Wir müssen als Gesellschaft jedoch aufpassen, dass unsere verstärkte Sensibilität nicht in eine übertriebene Hypersensibilität abgleitet, bei der aus jeder Mücke ein Elefant gemacht wird. Fühlt man sich wegen jeder Kleinigkeit, die gar nicht böse und abwertend gemeint ist, beleidigt und fordert Konsequenzen, dann misst man seiner eigenen Befindlichkeit in der Gesellschaft einen größeren Stellenwert bei, als man verdient hat. Die selbsternannten Kämpfer für Gleichberechtigung und Toleranz müssen begreifen, dass ihre Meinung genau das ist: eine Meinung. Nicht mehr und nicht weniger. Sie kann aus den edelsten Absichten gebildet worden sein, hat aber keinen Anspruch auf Wahrheit, Allgemeingültigkeit und ist nicht mehr wert als die Meinung anderer Menschen.

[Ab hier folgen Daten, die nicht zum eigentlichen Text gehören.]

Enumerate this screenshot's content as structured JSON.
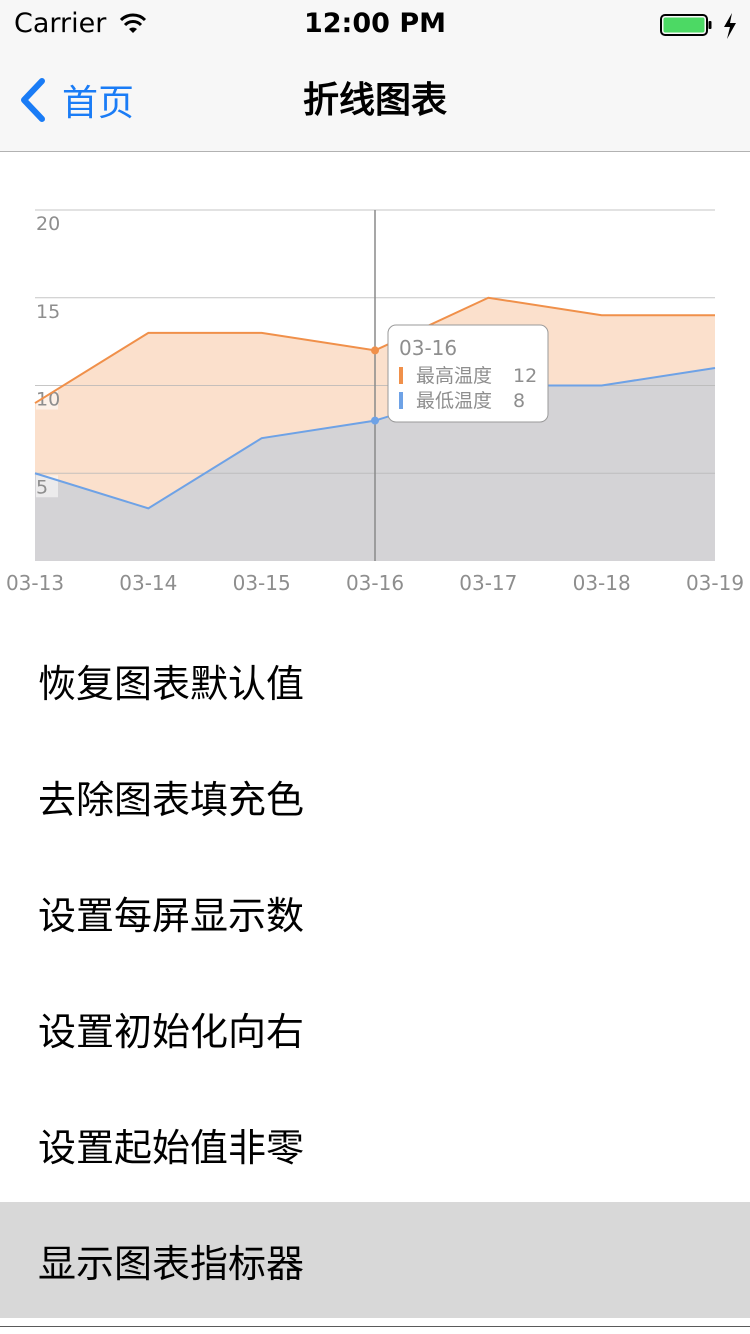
{
  "status_bar": {
    "carrier": "Carrier",
    "time": "12:00 PM"
  },
  "nav": {
    "back_label": "首页",
    "title": "折线图表"
  },
  "colors": {
    "accent": "#1a7cf6",
    "high_series": "#f0904a",
    "low_series": "#6ea2e6",
    "high_fill": "#fbe0cc",
    "low_fill": "#d4d3d6",
    "selected_row": "#d8d8d8"
  },
  "chart_data": {
    "type": "area",
    "x": [
      "03-13",
      "03-14",
      "03-15",
      "03-16",
      "03-17",
      "03-18",
      "03-19"
    ],
    "series": [
      {
        "name": "最高温度",
        "values": [
          9,
          13,
          13,
          12,
          15,
          14,
          14
        ]
      },
      {
        "name": "最低温度",
        "values": [
          5,
          3,
          7,
          8,
          10,
          10,
          11
        ]
      }
    ],
    "ylim": [
      0,
      20
    ],
    "y_ticks": [
      "5",
      "10",
      "15",
      "20"
    ],
    "grid": true,
    "crosshair_x": "03-16",
    "tooltip": {
      "title": "03-16",
      "rows": [
        {
          "name": "最高温度",
          "value": "12"
        },
        {
          "name": "最低温度",
          "value": "8"
        }
      ]
    }
  },
  "menu": [
    {
      "label": "恢复图表默认值",
      "selected": false
    },
    {
      "label": "去除图表填充色",
      "selected": false
    },
    {
      "label": "设置每屏显示数",
      "selected": false
    },
    {
      "label": "设置初始化向右",
      "selected": false
    },
    {
      "label": "设置起始值非零",
      "selected": false
    },
    {
      "label": "显示图表指标器",
      "selected": true
    }
  ]
}
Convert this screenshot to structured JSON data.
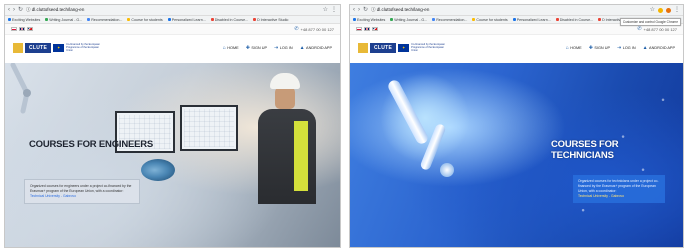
{
  "browser": {
    "url": "ⓘ dl.cluttofseed.tech/lang-en",
    "left_bookmarks": [
      "Exciting Websites",
      "Writing Journal - G...",
      "Recommendation...",
      "Course for students",
      "Personalized Learn...",
      "Disabled in Course...",
      "D Interactive Studio",
      "Open Learning Ressources",
      "Flex Cloud Collection"
    ],
    "right_bookmarks": [
      "Exciting Websites",
      "Writing Journal - G...",
      "Recommendation...",
      "Course for students",
      "Personalized Learn...",
      "Disabled in Course...",
      "D Interactive Studio",
      "Open Learning Ressources",
      "Flex Cloud Collection"
    ],
    "tooltip": "Customize and control Google Chrome"
  },
  "site": {
    "contact": "+48 877 00 00 127",
    "logo_text": "CLUTE",
    "logo_sub": "Co-financed by the European Programme of the European Union",
    "menu": [
      {
        "label": "HOME",
        "icon": "home-icon"
      },
      {
        "label": "SIGN UP",
        "icon": "user-plus-icon"
      },
      {
        "label": "LOG IN",
        "icon": "login-icon"
      },
      {
        "label": "ANDROID APP",
        "icon": "android-icon"
      }
    ]
  },
  "panels": {
    "engineers": {
      "title": "COURSES FOR ENGINEERS",
      "description": "Organized courses for engineers under a project co-financed by the Erasmus+ program of the European Union, with a coordinator:",
      "link": "Technical University - Gabrovo"
    },
    "technicians": {
      "title": "COURSES FOR TECHNICIANS",
      "description": "Organized courses for technicians under a project co-financed by the Erasmus+ program of the European Union, with a coordinator:",
      "link": "Technical University - Gabrovo"
    }
  },
  "colors": {
    "brand_blue": "#1d3f8f",
    "accent_yellow": "#e8b937",
    "tech_blue": "#2b64cf"
  }
}
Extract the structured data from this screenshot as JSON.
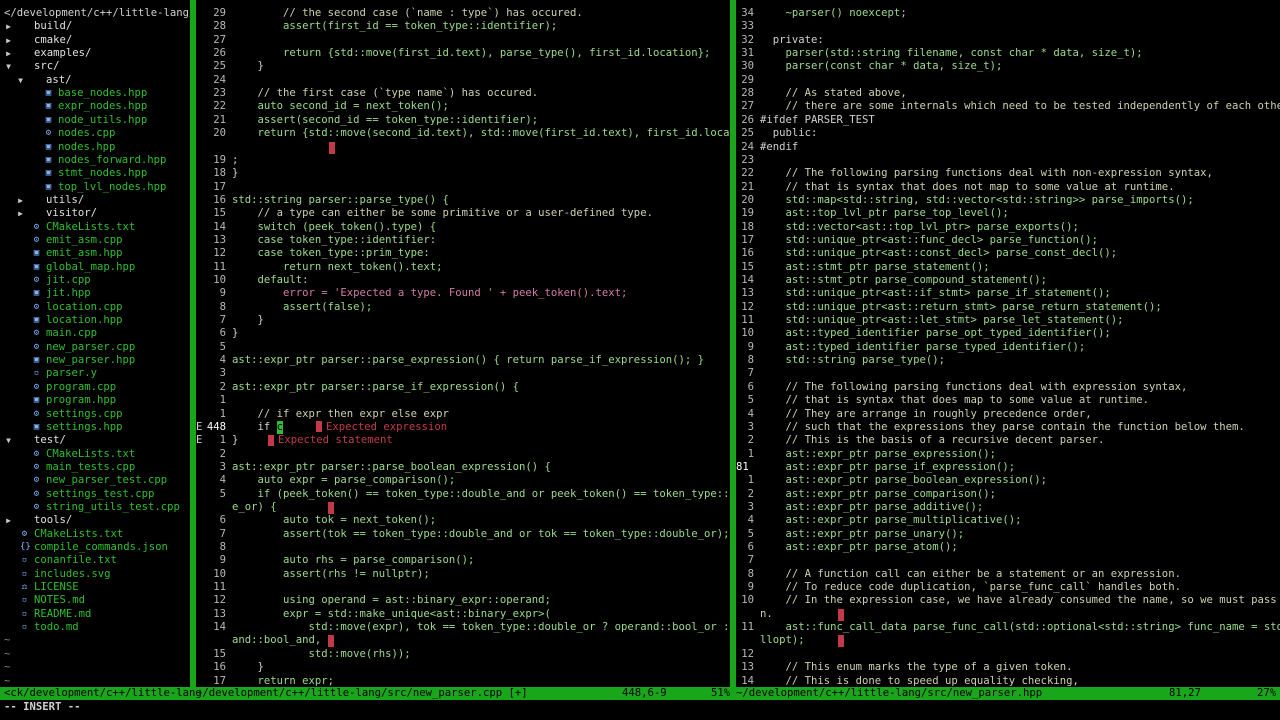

Wenn sowohl Linke als auch Konservative wieder mehr Toleranz und Respekt gegenüber abweichenden Meinungen zulassen würden, könnten wir der zunehmenden Spaltung der Gesellschaft entgegenwirken. Und wenn wir es dann noch schaffen würden, zuzugeben, dass wir uns manchmal irren und die Gegenseite recht hat, könnten wir sogar ein Vorbild für andere Gesellschaften in der Welt sein.